Alley voulut connaître la vitesse du Piper. «  Légèrement inférieur à la vôtre » lui dit Johansson. « Débrouillez-vous pour la guider sur à peu près trois kilomètres, puis faites-la descendre droit vers la piste numéro un, à gauche. » Ensuite il demanda à Joan à combien tournait son moteur. Mais parmi tous les instruments du tableau de bord, elle ignorait lequel était le compte-tours.

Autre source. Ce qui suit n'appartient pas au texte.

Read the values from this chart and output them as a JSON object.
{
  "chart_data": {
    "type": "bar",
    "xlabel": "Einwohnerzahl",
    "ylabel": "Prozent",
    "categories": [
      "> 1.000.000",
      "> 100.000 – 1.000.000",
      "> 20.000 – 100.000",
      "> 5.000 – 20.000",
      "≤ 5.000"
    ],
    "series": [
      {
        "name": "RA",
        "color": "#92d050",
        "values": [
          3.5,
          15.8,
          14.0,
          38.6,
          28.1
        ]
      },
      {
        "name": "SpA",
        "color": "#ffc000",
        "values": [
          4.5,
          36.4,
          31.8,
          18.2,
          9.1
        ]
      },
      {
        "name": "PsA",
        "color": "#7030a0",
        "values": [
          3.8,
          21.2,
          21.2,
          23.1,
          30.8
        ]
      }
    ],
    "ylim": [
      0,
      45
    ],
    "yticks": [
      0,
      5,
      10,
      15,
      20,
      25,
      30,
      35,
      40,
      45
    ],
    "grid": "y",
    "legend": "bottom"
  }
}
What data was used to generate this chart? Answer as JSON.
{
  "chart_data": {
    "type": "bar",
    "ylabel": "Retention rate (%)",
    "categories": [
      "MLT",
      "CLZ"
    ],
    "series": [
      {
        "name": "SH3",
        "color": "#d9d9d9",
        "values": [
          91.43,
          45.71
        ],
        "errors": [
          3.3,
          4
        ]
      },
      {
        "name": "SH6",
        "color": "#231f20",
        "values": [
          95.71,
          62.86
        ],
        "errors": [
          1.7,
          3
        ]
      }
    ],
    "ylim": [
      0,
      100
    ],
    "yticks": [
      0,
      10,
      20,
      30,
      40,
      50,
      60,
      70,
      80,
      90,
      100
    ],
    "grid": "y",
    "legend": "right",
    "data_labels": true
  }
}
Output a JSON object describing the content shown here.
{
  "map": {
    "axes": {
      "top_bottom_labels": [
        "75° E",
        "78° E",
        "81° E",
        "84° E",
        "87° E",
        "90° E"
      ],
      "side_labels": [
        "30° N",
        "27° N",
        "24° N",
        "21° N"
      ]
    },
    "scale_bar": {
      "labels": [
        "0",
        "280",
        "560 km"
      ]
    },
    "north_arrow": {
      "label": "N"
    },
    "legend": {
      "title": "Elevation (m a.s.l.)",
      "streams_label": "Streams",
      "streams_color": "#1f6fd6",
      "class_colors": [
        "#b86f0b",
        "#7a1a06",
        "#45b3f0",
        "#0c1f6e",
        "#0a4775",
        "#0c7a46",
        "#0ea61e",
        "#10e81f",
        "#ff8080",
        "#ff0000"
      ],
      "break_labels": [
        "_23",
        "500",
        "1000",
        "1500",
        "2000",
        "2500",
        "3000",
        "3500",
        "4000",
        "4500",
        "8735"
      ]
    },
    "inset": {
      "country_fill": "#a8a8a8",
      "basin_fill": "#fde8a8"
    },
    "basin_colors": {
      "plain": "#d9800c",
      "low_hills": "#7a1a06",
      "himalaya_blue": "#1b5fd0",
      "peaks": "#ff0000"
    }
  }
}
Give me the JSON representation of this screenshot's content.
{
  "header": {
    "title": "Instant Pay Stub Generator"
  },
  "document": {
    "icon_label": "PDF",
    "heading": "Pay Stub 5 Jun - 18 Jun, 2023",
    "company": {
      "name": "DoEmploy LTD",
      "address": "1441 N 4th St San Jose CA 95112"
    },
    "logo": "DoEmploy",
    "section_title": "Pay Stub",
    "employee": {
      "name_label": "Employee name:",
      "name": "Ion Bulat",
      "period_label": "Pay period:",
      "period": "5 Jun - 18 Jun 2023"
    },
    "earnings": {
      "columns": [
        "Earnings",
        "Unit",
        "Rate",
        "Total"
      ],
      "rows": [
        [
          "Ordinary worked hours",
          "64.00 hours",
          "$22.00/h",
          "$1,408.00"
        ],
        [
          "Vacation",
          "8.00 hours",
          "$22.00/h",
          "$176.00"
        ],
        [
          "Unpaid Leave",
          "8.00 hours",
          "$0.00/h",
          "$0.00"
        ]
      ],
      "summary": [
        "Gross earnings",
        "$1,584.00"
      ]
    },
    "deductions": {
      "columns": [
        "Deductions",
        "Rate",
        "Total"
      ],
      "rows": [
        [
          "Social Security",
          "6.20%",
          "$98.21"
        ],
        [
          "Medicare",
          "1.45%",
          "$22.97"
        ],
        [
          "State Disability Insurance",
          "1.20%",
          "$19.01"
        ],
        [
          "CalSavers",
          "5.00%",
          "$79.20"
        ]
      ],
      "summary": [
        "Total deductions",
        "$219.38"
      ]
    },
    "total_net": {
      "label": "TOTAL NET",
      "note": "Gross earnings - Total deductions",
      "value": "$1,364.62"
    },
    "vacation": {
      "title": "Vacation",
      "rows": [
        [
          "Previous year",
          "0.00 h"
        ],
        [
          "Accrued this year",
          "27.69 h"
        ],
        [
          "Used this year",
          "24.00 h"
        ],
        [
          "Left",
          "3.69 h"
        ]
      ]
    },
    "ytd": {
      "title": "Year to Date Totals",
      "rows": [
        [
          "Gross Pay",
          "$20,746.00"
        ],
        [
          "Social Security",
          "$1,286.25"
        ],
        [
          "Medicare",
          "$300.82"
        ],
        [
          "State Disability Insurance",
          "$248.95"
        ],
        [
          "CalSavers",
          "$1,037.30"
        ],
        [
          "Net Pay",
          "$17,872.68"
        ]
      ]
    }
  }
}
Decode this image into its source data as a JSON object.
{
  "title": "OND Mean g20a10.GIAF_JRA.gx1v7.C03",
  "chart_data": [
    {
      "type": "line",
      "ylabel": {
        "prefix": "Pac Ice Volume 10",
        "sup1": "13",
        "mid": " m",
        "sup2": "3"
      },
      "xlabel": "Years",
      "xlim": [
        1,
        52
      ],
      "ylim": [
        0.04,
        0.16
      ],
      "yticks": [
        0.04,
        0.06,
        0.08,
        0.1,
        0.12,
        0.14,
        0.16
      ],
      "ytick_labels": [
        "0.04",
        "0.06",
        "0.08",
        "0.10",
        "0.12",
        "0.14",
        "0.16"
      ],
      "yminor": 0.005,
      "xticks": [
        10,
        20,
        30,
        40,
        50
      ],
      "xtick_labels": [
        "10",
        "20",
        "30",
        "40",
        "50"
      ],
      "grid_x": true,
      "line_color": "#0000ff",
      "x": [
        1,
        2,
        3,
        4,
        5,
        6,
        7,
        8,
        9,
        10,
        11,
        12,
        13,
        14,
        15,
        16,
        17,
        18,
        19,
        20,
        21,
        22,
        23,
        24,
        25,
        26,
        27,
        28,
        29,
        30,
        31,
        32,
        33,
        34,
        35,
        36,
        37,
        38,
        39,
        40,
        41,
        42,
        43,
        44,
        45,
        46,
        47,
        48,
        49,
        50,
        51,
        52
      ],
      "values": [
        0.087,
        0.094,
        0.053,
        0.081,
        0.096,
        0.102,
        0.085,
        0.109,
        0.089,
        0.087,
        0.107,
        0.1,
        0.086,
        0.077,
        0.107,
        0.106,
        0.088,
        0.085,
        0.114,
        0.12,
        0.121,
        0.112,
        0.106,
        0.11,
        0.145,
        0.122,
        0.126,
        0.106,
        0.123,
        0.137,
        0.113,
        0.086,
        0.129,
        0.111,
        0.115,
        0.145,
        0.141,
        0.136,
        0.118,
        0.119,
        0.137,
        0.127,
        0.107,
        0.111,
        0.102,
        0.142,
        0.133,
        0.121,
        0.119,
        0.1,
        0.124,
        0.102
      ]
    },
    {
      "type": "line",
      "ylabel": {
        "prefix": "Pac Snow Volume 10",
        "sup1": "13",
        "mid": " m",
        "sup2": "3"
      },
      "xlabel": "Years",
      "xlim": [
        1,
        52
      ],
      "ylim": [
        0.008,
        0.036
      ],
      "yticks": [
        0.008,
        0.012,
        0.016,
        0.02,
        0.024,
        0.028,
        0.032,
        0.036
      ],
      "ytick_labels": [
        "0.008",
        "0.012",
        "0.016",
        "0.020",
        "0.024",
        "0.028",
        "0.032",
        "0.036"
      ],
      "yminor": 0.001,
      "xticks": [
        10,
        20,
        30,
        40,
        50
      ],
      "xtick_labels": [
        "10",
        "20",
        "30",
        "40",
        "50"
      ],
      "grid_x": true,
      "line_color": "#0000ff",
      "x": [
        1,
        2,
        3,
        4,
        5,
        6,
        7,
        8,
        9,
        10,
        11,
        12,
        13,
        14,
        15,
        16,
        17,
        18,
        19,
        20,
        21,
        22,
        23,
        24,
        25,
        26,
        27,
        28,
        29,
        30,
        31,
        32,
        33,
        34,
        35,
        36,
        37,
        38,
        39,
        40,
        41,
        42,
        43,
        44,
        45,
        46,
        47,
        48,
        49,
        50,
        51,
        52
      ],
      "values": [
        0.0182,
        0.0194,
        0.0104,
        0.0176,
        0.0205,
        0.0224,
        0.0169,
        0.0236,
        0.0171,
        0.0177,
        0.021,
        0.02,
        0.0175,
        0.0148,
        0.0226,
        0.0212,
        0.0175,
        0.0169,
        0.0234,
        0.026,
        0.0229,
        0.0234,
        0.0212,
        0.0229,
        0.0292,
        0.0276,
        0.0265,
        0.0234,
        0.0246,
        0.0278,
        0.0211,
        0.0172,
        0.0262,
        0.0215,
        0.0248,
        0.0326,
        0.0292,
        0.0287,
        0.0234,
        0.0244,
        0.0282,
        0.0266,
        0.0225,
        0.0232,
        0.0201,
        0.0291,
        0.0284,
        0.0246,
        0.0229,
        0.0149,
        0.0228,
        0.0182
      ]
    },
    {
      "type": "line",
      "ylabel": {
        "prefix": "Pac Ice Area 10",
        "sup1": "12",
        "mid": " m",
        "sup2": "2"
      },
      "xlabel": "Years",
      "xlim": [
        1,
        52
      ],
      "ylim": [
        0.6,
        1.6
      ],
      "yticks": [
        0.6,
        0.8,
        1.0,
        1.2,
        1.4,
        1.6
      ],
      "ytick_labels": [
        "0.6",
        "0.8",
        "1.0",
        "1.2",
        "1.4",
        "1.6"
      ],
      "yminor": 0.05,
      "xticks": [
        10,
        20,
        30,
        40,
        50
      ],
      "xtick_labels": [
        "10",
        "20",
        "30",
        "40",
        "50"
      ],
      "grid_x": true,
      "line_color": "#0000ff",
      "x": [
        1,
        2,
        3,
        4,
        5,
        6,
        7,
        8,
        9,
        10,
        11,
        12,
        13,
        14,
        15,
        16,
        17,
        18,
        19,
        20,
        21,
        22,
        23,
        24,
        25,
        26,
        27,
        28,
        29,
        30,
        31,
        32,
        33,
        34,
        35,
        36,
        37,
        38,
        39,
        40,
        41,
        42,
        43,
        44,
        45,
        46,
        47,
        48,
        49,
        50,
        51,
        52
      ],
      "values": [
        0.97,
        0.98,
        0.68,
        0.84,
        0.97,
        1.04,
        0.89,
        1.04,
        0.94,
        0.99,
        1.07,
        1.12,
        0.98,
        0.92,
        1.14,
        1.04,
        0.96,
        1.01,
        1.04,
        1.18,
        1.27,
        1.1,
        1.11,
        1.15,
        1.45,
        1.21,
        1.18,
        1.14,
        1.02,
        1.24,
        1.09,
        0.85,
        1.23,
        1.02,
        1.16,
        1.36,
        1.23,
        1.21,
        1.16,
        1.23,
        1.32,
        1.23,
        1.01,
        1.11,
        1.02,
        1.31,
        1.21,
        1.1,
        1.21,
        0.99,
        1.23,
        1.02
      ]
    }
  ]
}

« Cela ne fait rien, dit-il. Vous vous servirez de la manette des gaz pour régler l’altitude. »

« Pour quoi ? »

« Régler l’altitude. Pour faire descendre l’avion. Bon, maintenant vous devez voir la piste sur votre gauche. Vous la voyez ? »

« Oui, je la vois ».

« Placez le nez de votre appareil dans l’axe de la piste marquée par la ligne médiane, et dirigez-vous droit vers son pont central. Quelle est votre altitude ? »

« 450 mètres »

«  Très bien, Diminuez légèrement les gaz pour commencer à descendre. Allez lentement. »  Au bout d’un moment, Jeff Alley intervint : « Elle est alignée »

Johansson pouvait difficilement juger de l’altitude du Piper, de sa vitesse, de sa pente de descente et de sa distance de la piste. Mais, il s’attendait à le voir capoter, une fois au sol, puisque le gouvernail de direction et les freins étant commandés par les pédales du palonnier. Joan ne pouvait ni diriger ni freiner sa course. Il l’encouragea néanmoins. « Continuez à vous diriger vers le centre de la piste. » Mais, descendant trop vite et abruptement, elle allait plonger sur les balises à l’extrémité de la piste, en avant du seuil.

« Mettez les gaz, lui dit-il. Allez-y plus en puissance ; encore un peu plus… »

Cela pour lui permettre de reprendre de la hauteur, ce qui serait plus sûr. Si elle utilisait le manche, pour grimper, à cette vitesse, elle risquait trop de décrocher. Mais le Piper se mit à dévier ; toujours plus à droite, il fonçait droit sur la tour de contrôle. « Mon mari se raidit, et ses jambes gênent les mouvements du manche » expliqua Joan.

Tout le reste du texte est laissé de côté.